Everyone Hates Blackboard
The problem: Blackboard owns the education software market for Universities. Why is this a problem? Their software is out-dated, but there’s really not another mainstream option out there.
Some history: Blackboard started out as a startup which gained traction by offering their service for free to professors. Professors, lacking a better solution, would use the service and give the link out to their classes. When the schools decided they needed to buy a web solution for their classes, they put together a committee to decide which was best, which often included most of these professors that already used the software. The natural choice was to purchase Blackboard, as that’s what they used already. This was brilliant strategy and it’s gotten them to where they are today.

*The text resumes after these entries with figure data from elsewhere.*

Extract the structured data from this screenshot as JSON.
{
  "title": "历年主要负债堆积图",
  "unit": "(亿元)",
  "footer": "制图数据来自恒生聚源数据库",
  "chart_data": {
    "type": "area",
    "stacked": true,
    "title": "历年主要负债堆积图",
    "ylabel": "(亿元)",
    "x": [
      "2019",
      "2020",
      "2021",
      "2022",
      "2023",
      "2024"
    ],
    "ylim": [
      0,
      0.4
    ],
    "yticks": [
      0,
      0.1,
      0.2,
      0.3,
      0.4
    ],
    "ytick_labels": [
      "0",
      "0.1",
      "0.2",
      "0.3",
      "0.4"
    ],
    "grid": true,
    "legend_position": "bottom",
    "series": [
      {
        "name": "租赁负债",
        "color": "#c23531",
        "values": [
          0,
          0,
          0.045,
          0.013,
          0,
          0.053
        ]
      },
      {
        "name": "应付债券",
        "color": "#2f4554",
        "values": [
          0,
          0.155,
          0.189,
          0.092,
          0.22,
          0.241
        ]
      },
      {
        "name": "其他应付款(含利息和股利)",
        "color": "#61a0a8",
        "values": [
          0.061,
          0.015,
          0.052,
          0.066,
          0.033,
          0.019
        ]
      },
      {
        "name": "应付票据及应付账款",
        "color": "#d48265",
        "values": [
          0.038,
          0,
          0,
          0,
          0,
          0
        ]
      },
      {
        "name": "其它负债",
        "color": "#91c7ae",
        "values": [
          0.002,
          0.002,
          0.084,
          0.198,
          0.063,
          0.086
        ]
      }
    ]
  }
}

Where this turns south is that Blackboard has lost it’s edge. It was a cool application in it’s day, but most who’ve used Blackboard recently will mention how dated the software feels.
The thing is: this is an application with clear requirements. Post course information, accept homework, drive student interaction. Blackboard does a poor job at all three by modern standards. The interface is claustrophobic and confusing, most professors use it incorrectly, and students rarely participate in the course discussion boards unless required to, only partially due to students being lazy.
Why hasn’t another provider stepped up to innovate? Students rail against Blackboard on a daily basis. It’s not a market that’ll disappear any time soon, someone should build a better blackboard.